Rapid multi-task diagnosis of oral cancer leveraging fiber-optic Raman spectroscopy and deep learning algorithms

Front Oncol. 2023 Oct 10:13:1272305. doi: 10.3389/fonc.2023.1272305. eCollection 2023.

Abstract

Introduction: Oral cancer, a predominant malignancy in developing nations, represents a global health challenge with a five-year survival rate below 50%. Nonetheless, substantial reductions in both its incidence and mortality rates can be achieved through early detection and appropriate treatment. Crucial to these treatment plans and prognosis predictions is the identification of the pathological type of oral cancer.

Methods: Toward this end, fiber-optic Raman spectroscopy emerges as an effective tool. This study combines Raman spectroscopy technology with deep learning algorithms to develop a portable intelligent prototype for oral case analysis. We propose, for the first time, a multi-task network (MTN) Raman spectroscopy classification model that utilizes a shared backbone network to simultaneously achieve different clinical staging and histological grading diagnoses.
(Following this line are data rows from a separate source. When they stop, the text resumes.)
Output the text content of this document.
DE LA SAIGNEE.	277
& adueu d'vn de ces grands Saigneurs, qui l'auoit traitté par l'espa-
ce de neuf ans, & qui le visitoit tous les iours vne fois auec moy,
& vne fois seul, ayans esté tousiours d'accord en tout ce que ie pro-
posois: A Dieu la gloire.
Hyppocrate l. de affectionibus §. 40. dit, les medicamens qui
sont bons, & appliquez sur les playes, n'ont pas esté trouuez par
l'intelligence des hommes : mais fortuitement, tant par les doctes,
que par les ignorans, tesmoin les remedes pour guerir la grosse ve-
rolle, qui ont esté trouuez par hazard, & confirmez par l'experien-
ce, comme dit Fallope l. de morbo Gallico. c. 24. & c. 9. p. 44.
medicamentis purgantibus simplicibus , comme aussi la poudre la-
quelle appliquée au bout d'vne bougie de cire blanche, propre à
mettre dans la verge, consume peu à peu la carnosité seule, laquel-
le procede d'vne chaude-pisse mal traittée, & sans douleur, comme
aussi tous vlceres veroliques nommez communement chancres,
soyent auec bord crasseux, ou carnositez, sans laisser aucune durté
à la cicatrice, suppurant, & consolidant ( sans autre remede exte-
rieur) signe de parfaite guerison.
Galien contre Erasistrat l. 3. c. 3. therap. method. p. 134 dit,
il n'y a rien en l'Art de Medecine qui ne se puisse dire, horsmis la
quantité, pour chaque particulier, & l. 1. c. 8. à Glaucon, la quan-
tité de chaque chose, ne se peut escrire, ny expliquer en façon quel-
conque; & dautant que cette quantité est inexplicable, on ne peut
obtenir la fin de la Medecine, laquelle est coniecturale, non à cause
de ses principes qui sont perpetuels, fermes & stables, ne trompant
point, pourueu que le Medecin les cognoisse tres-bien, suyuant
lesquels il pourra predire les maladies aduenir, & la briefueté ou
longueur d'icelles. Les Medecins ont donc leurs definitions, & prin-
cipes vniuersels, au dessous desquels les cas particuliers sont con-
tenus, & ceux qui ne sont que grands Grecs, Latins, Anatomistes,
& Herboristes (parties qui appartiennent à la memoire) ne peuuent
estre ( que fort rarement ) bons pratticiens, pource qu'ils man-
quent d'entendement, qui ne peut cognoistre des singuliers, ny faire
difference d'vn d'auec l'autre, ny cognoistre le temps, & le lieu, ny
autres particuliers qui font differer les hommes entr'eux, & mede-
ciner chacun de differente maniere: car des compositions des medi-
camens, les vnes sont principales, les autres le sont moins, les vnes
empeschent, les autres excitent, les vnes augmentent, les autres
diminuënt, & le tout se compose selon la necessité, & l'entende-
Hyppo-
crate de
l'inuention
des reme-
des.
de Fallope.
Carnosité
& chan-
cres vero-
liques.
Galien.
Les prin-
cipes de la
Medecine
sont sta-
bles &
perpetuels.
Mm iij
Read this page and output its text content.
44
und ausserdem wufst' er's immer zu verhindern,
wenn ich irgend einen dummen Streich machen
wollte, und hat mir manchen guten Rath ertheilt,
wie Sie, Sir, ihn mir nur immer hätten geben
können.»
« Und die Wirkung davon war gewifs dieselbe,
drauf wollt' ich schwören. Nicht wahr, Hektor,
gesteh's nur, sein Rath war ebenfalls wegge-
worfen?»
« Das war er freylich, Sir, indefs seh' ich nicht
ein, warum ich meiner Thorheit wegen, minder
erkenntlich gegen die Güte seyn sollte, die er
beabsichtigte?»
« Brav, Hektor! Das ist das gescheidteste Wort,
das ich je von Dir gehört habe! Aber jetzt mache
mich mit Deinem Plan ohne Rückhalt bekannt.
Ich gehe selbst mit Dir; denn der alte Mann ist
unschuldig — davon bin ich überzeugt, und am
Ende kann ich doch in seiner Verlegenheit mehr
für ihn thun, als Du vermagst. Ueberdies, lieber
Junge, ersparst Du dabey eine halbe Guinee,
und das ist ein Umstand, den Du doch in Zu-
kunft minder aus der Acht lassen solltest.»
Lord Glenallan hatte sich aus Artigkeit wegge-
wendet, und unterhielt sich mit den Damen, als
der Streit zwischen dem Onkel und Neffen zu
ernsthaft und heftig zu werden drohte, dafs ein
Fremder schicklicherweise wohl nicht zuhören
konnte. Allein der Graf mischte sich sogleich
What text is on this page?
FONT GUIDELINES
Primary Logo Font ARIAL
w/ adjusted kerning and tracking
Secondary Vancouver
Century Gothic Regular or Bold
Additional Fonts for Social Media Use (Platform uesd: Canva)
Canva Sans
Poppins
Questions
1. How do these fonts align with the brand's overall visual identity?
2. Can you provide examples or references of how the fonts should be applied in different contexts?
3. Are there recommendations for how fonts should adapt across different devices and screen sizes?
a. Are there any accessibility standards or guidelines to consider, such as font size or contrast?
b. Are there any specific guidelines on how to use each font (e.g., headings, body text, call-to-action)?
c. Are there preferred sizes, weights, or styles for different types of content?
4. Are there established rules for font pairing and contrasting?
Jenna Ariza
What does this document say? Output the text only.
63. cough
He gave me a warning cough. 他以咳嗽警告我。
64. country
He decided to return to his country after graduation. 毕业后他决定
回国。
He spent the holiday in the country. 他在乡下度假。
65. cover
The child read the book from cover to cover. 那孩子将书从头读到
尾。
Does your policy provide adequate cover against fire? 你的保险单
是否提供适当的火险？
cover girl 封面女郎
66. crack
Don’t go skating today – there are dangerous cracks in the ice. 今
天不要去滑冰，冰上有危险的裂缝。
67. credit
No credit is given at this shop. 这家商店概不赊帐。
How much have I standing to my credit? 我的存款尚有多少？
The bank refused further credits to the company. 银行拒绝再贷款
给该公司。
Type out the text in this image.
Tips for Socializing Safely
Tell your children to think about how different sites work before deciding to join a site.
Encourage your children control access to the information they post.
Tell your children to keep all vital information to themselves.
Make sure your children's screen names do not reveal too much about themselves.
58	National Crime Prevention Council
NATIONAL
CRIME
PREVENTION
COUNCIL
Results: The developed model demonstrated accuracy rates of 94.88%, 94.57%, and 94.34% for tumor staging, lymph node staging, and histological grading, respectively. Its sensitivity, specificity, and accuracy compare closely with the gold standard: routine histopathological examination.

Discussion: Thus, this prototype proposed in this study has great potential for rapid, non-invasive, and label-free pathological diagnosis of oral cancer.

Keywords: Raman spectroscopy; TNM classification; histological diagnosis; machine learning algorithm; oral cancer.

Grants and funding

The authors declare financial support was received for the research, authorship, and/or publication of this article. This research was supported by the Non-profit Central Research Institute Fund of Chinese Academy of Medical Sciences (Grant No.2022-JKCS-17), the National High Level Hospital Clinical Research Funding (Grant No.2022-PUMCH-B-036) and the Beijing Natural Science Foundation (Grant No. 4222040).